Here, petitioner did not timely file a PCR challenge to this 2000 plea, and cannot now be heard to challenge the knowing and voluntary nature of that plea, nor the quality of assistance rendered by plea counsel as the statute of limitations applies to that conviction.  Peloquin v. State, 321 S.C. 468, 469 S.E.2d 606 (1996) (one year to file application).  I would decide the case on this ground, and dismiss the writ of certiorari as improvidently granted.  I do not join any of the majority's discussion of the validity of that 2000 plea, the analysis of that plea's impact on petitioner's subsequent sentence, and specifically distance myself from the discussion of S.C. Code Ann. §§ 17-25-45 and -50, which I find irrelevant to the question whether petitioner was properly sentenced as a third offender following his trial and conviction.

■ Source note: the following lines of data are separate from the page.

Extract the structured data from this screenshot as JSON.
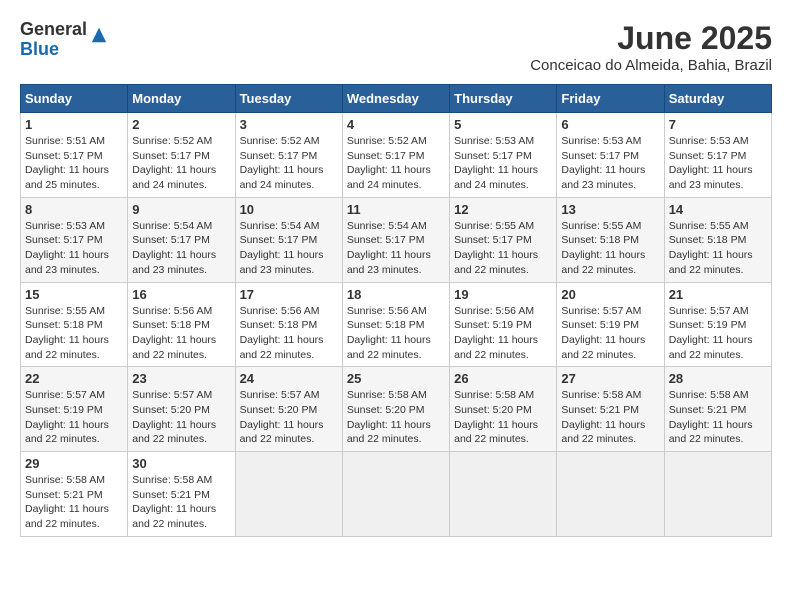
{
  "logo": {
    "general": "General",
    "blue": "Blue"
  },
  "title": "June 2025",
  "subtitle": "Conceicao do Almeida, Bahia, Brazil",
  "headers": [
    "Sunday",
    "Monday",
    "Tuesday",
    "Wednesday",
    "Thursday",
    "Friday",
    "Saturday"
  ],
  "rows": [
    [
      {
        "day": "1",
        "rise": "Sunrise: 5:51 AM",
        "set": "Sunset: 5:17 PM",
        "daylight": "Daylight: 11 hours and 25 minutes."
      },
      {
        "day": "2",
        "rise": "Sunrise: 5:52 AM",
        "set": "Sunset: 5:17 PM",
        "daylight": "Daylight: 11 hours and 24 minutes."
      },
      {
        "day": "3",
        "rise": "Sunrise: 5:52 AM",
        "set": "Sunset: 5:17 PM",
        "daylight": "Daylight: 11 hours and 24 minutes."
      },
      {
        "day": "4",
        "rise": "Sunrise: 5:52 AM",
        "set": "Sunset: 5:17 PM",
        "daylight": "Daylight: 11 hours and 24 minutes."
      },
      {
        "day": "5",
        "rise": "Sunrise: 5:53 AM",
        "set": "Sunset: 5:17 PM",
        "daylight": "Daylight: 11 hours and 24 minutes."
      },
      {
        "day": "6",
        "rise": "Sunrise: 5:53 AM",
        "set": "Sunset: 5:17 PM",
        "daylight": "Daylight: 11 hours and 23 minutes."
      },
      {
        "day": "7",
        "rise": "Sunrise: 5:53 AM",
        "set": "Sunset: 5:17 PM",
        "daylight": "Daylight: 11 hours and 23 minutes."
      }
    ],
    [
      {
        "day": "8",
        "rise": "Sunrise: 5:53 AM",
        "set": "Sunset: 5:17 PM",
        "daylight": "Daylight: 11 hours and 23 minutes."
      },
      {
        "day": "9",
        "rise": "Sunrise: 5:54 AM",
        "set": "Sunset: 5:17 PM",
        "daylight": "Daylight: 11 hours and 23 minutes."
      },
      {
        "day": "10",
        "rise": "Sunrise: 5:54 AM",
        "set": "Sunset: 5:17 PM",
        "daylight": "Daylight: 11 hours and 23 minutes."
      },
      {
        "day": "11",
        "rise": "Sunrise: 5:54 AM",
        "set": "Sunset: 5:17 PM",
        "daylight": "Daylight: 11 hours and 23 minutes."
      },
      {
        "day": "12",
        "rise": "Sunrise: 5:55 AM",
        "set": "Sunset: 5:17 PM",
        "daylight": "Daylight: 11 hours and 22 minutes."
      },
      {
        "day": "13",
        "rise": "Sunrise: 5:55 AM",
        "set": "Sunset: 5:18 PM",
        "daylight": "Daylight: 11 hours and 22 minutes."
      },
      {
        "day": "14",
        "rise": "Sunrise: 5:55 AM",
        "set": "Sunset: 5:18 PM",
        "daylight": "Daylight: 11 hours and 22 minutes."
      }
    ],
    [
      {
        "day": "15",
        "rise": "Sunrise: 5:55 AM",
        "set": "Sunset: 5:18 PM",
        "daylight": "Daylight: 11 hours and 22 minutes."
      },
      {
        "day": "16",
        "rise": "Sunrise: 5:56 AM",
        "set": "Sunset: 5:18 PM",
        "daylight": "Daylight: 11 hours and 22 minutes."
      },
      {
        "day": "17",
        "rise": "Sunrise: 5:56 AM",
        "set": "Sunset: 5:18 PM",
        "daylight": "Daylight: 11 hours and 22 minutes."
      },
      {
        "day": "18",
        "rise": "Sunrise: 5:56 AM",
        "set": "Sunset: 5:18 PM",
        "daylight": "Daylight: 11 hours and 22 minutes."
      },
      {
        "day": "19",
        "rise": "Sunrise: 5:56 AM",
        "set": "Sunset: 5:19 PM",
        "daylight": "Daylight: 11 hours and 22 minutes."
      },
      {
        "day": "20",
        "rise": "Sunrise: 5:57 AM",
        "set": "Sunset: 5:19 PM",
        "daylight": "Daylight: 11 hours and 22 minutes."
      },
      {
        "day": "21",
        "rise": "Sunrise: 5:57 AM",
        "set": "Sunset: 5:19 PM",
        "daylight": "Daylight: 11 hours and 22 minutes."
      }
    ],
    [
      {
        "day": "22",
        "rise": "Sunrise: 5:57 AM",
        "set": "Sunset: 5:19 PM",
        "daylight": "Daylight: 11 hours and 22 minutes."
      },
      {
        "day": "23",
        "rise": "Sunrise: 5:57 AM",
        "set": "Sunset: 5:20 PM",
        "daylight": "Daylight: 11 hours and 22 minutes."
      },
      {
        "day": "24",
        "rise": "Sunrise: 5:57 AM",
        "set": "Sunset: 5:20 PM",
        "daylight": "Daylight: 11 hours and 22 minutes."
      },
      {
        "day": "25",
        "rise": "Sunrise: 5:58 AM",
        "set": "Sunset: 5:20 PM",
        "daylight": "Daylight: 11 hours and 22 minutes."
      },
      {
        "day": "26",
        "rise": "Sunrise: 5:58 AM",
        "set": "Sunset: 5:20 PM",
        "daylight": "Daylight: 11 hours and 22 minutes."
      },
      {
        "day": "27",
        "rise": "Sunrise: 5:58 AM",
        "set": "Sunset: 5:21 PM",
        "daylight": "Daylight: 11 hours and 22 minutes."
      },
      {
        "day": "28",
        "rise": "Sunrise: 5:58 AM",
        "set": "Sunset: 5:21 PM",
        "daylight": "Daylight: 11 hours and 22 minutes."
      }
    ],
    [
      {
        "day": "29",
        "rise": "Sunrise: 5:58 AM",
        "set": "Sunset: 5:21 PM",
        "daylight": "Daylight: 11 hours and 22 minutes."
      },
      {
        "day": "30",
        "rise": "Sunrise: 5:58 AM",
        "set": "Sunset: 5:21 PM",
        "daylight": "Daylight: 11 hours and 22 minutes."
      },
      null,
      null,
      null,
      null,
      null
    ]
  ]
}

[1]  This section requires a judge to sentence a third or subsequent offender to "a mandatory minimum term of imprisonment of not less than twenty-five years nor more than thirty years, no part of which may be suspended nor probation granted, and a fine of fifty thousand dollars."  S.C. Code Ann. § 44-53-375(C)(1)(c) (2002).

[2]  At the time of Robinson's trial, section 17-25-45(F) provided:

For the purpose of determining a prior conviction under this section only, a prior conviction shall mean the defendant has been convicted of a most serious or serious offense, as may be applicable, on a separate occasion, prior to the instant adjudication.

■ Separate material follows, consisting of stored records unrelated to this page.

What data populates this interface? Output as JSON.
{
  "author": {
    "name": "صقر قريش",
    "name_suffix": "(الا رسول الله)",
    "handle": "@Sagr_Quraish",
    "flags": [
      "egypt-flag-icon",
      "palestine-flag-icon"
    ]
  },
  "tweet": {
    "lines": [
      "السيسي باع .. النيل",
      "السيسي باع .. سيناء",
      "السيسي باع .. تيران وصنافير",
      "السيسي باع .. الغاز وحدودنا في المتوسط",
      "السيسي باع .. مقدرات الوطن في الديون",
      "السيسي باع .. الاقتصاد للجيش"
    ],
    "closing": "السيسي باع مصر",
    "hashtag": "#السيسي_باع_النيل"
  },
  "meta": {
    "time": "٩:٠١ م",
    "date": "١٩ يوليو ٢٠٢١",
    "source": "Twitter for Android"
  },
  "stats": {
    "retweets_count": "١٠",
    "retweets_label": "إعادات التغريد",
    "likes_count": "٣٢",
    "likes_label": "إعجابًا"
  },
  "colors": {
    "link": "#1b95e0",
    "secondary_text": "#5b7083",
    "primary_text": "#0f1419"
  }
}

S.C. Code Ann. § 17-25-45(F) (2003). 

[3]  Section 17-25-50 provides:

In determining the number of offenses for the purpose of imposition of sentence, the court shall treat as one offense any number of offenses which have been committed at times so closely connected in point of time that they may be considered as one offense, notwithstanding under the law they constitute separate and distinct offenses.

S.C. Code Ann. § 17-25-50 (2003).

[4]  See Bryant v. State, 384 S.C. 525, 534, 683 S.E.2d 280, 285 (2009) (interpreting sections 17-25-45 and 17-25-50, the recidivist statutes providing for a sentence of life without parole based on prior convictions, and discussing appellate court decisions construing these code sections).

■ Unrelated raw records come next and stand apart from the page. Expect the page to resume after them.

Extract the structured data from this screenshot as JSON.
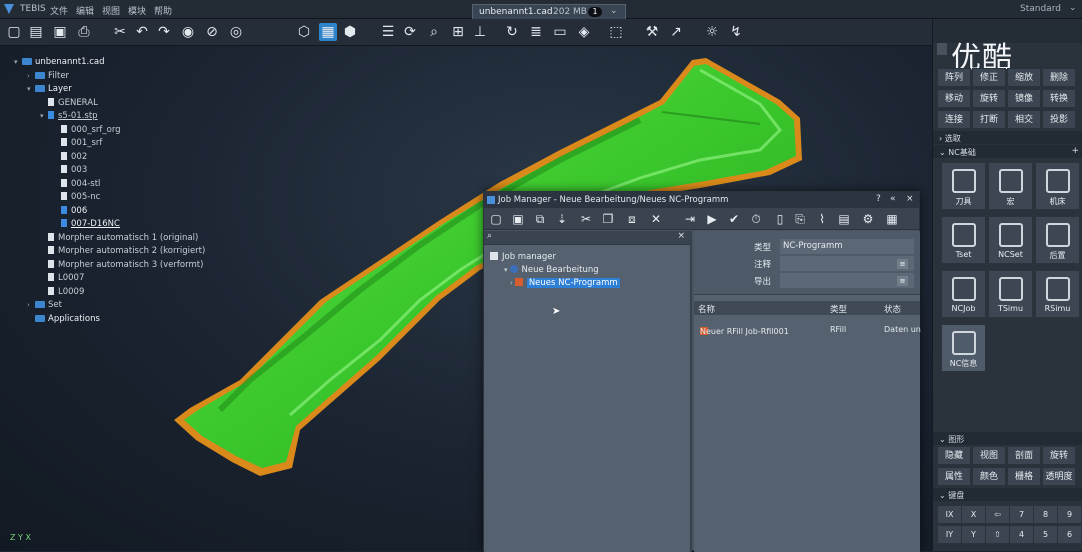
{
  "menubar": {
    "app": "TEBIS",
    "items": [
      "文件",
      "编辑",
      "视图",
      "模块",
      "帮助"
    ]
  },
  "doctab": {
    "filename": "unbenannt1.cad",
    "size": "202 MB",
    "badge": "1"
  },
  "mode": "Standard",
  "toolbar_icons": [
    "new-file",
    "open-file",
    "save",
    "print",
    "cut",
    "undo",
    "redo",
    "eye",
    "hide",
    "palette",
    "cube-front",
    "cube-selected",
    "cube",
    "layers",
    "rotate",
    "zoom",
    "fit",
    "axis",
    "refresh",
    "list",
    "window",
    "sections",
    "box",
    "hammer",
    "pick",
    "light",
    "navigate"
  ],
  "tree": [
    {
      "label": "unbenannt1.cad",
      "level": 0,
      "icon": "folder",
      "arrow": "down",
      "bold": true
    },
    {
      "label": "Filter",
      "level": 1,
      "icon": "folder",
      "arrow": "right"
    },
    {
      "label": "Layer",
      "level": 1,
      "icon": "folder",
      "arrow": "down",
      "bold": true
    },
    {
      "label": "GENERAL",
      "level": 2,
      "icon": "doc"
    },
    {
      "label": "s5-01.stp",
      "level": 2,
      "icon": "doc-blue",
      "arrow": "down",
      "underline": true
    },
    {
      "label": "000_srf_org",
      "level": 3,
      "icon": "doc"
    },
    {
      "label": "001_srf",
      "level": 3,
      "icon": "doc"
    },
    {
      "label": "002",
      "level": 3,
      "icon": "doc"
    },
    {
      "label": "003",
      "level": 3,
      "icon": "doc"
    },
    {
      "label": "004-stl",
      "level": 3,
      "icon": "doc"
    },
    {
      "label": "005-nc",
      "level": 3,
      "icon": "doc"
    },
    {
      "label": "006",
      "level": 3,
      "icon": "doc-blue",
      "bold": true
    },
    {
      "label": "007-D16NC",
      "level": 3,
      "icon": "doc-blue",
      "bold": true,
      "underline": true
    },
    {
      "label": "Morpher automatisch 1 (original)",
      "level": 2,
      "icon": "doc"
    },
    {
      "label": "Morpher automatisch 2 (korrigiert)",
      "level": 2,
      "icon": "doc"
    },
    {
      "label": "Morpher automatisch 3 (verformt)",
      "level": 2,
      "icon": "doc"
    },
    {
      "label": "L0007",
      "level": 2,
      "icon": "doc"
    },
    {
      "label": "L0009",
      "level": 2,
      "icon": "doc"
    },
    {
      "label": "Set",
      "level": 1,
      "icon": "folder",
      "arrow": "right"
    },
    {
      "label": "Applications",
      "level": 1,
      "icon": "folder",
      "bold": true
    }
  ],
  "axes_label": "Z Y X",
  "jobmanager": {
    "title": "Job Manager - Neue Bearbeitung/Neues NC-Programm",
    "title_buttons": [
      "?",
      "«",
      "×"
    ],
    "toolbar_icons": [
      "new",
      "save",
      "copy",
      "down",
      "scissors",
      "clone",
      "duplicate",
      "delete",
      "pin",
      "play",
      "check",
      "timer",
      "tool",
      "export",
      "nc",
      "table",
      "settings",
      "grid"
    ],
    "tree": [
      {
        "label": "Job manager",
        "icon": "folder"
      },
      {
        "label": "Neue Bearbeitung",
        "icon": "job"
      },
      {
        "label": "Neues NC-Programm",
        "icon": "nc",
        "selected": true
      }
    ],
    "props": [
      {
        "label": "类型",
        "value": "NC-Programm"
      },
      {
        "label": "注释",
        "value": ""
      },
      {
        "label": "导出",
        "value": ""
      }
    ],
    "grid_headers": [
      "名称",
      "类型",
      "状态"
    ],
    "grid_rows": [
      [
        "Neuer RFill Job-Rfil001",
        "RFill",
        "Daten un"
      ]
    ]
  },
  "rightpanel": {
    "watermark": "优酷",
    "top_buttons": [
      "阵列",
      "修正",
      "缩放",
      "删除",
      "移动",
      "旋转",
      "镜像",
      "转换",
      "连接",
      "打断",
      "相交",
      "投影"
    ],
    "section_select": "选取",
    "section_nc": "NC基础",
    "nc_buttons": [
      "刀具",
      "宏",
      "机床",
      "Tset",
      "NCSet",
      "后置",
      "NCJob",
      "TSimu",
      "RSimu",
      "NC信息"
    ],
    "section_graphics": "图形",
    "graphics_buttons": [
      "隐藏",
      "视图",
      "剖面",
      "旋转",
      "属性",
      "颜色",
      "栅格",
      "透明度"
    ],
    "section_keyboard": "键盘",
    "keys_row1": [
      "IX",
      "X",
      "⇦",
      "7",
      "8",
      "9"
    ],
    "keys_row2": [
      "IY",
      "Y",
      "⇧",
      "4",
      "5",
      "6"
    ]
  }
}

[5]  In Rollison, the defendant pleaded guilty to both first and second offense drug charges on the same day in accordance with a negotiated agreement with the State.  Rollison, 346 S.C. at 508, 552 S.E.2d at 291.  As part of the agreement, the defendant agreed to plead to PWID crack cocaine, first offense, and possession of crack cocaine, second offense.  In exchange for the defendant's plea, the State agreed to dismiss three other charges.  Id.  Subsequently, the defendant filed a PCR application in which he contended his plea counsel was ineffective for permitting him to accept the plea bargain and plead to a second offense PWID at the same time he was pleading guilty to his first drug offense.  Id. at 510, 552 S.E.2d at 292.  This Court reversed the PCR judge's finding that plea counsel was ineffective because the plea record and the defendant's PCR testimony established that the defendant was fully aware he was pleading guilty to both first and second offenses.  Id. at 511-12, 552 S.E.2d at 292-93. 

[6]  See S.C. Code Ann. § 17-27-45(A) (2003) ("An application for relief filed pursuant to this chapter must be filed within one year after the entry of a judgment of conviction or within one year after the sending of the remittitur to the lower court from an appeal or the filing of the final decision upon an appeal, whichever is later.").

[7]  See Bryant, 384 S.C. at 534, 683 S.E.2d at 285 (interpreting sections 17-25-45 and 17-45-50 involving prior convictions that subjected defendant to a mandatory life without parole sentence and finding that the language "so closely connected in point of time that they may be considered as one offense" to mean that "the offenses are inextricably connected and share an immediate temporal proximity").

[8]  We would also note the York County Grand Jury indicted Robinson on June 17, 1999, for the offenses that occurred on April 30, 1999.  A year later, on June 22, 2000, the York County Grand Jury indicted Robinson for the offenses that occurred on February 17, 2000.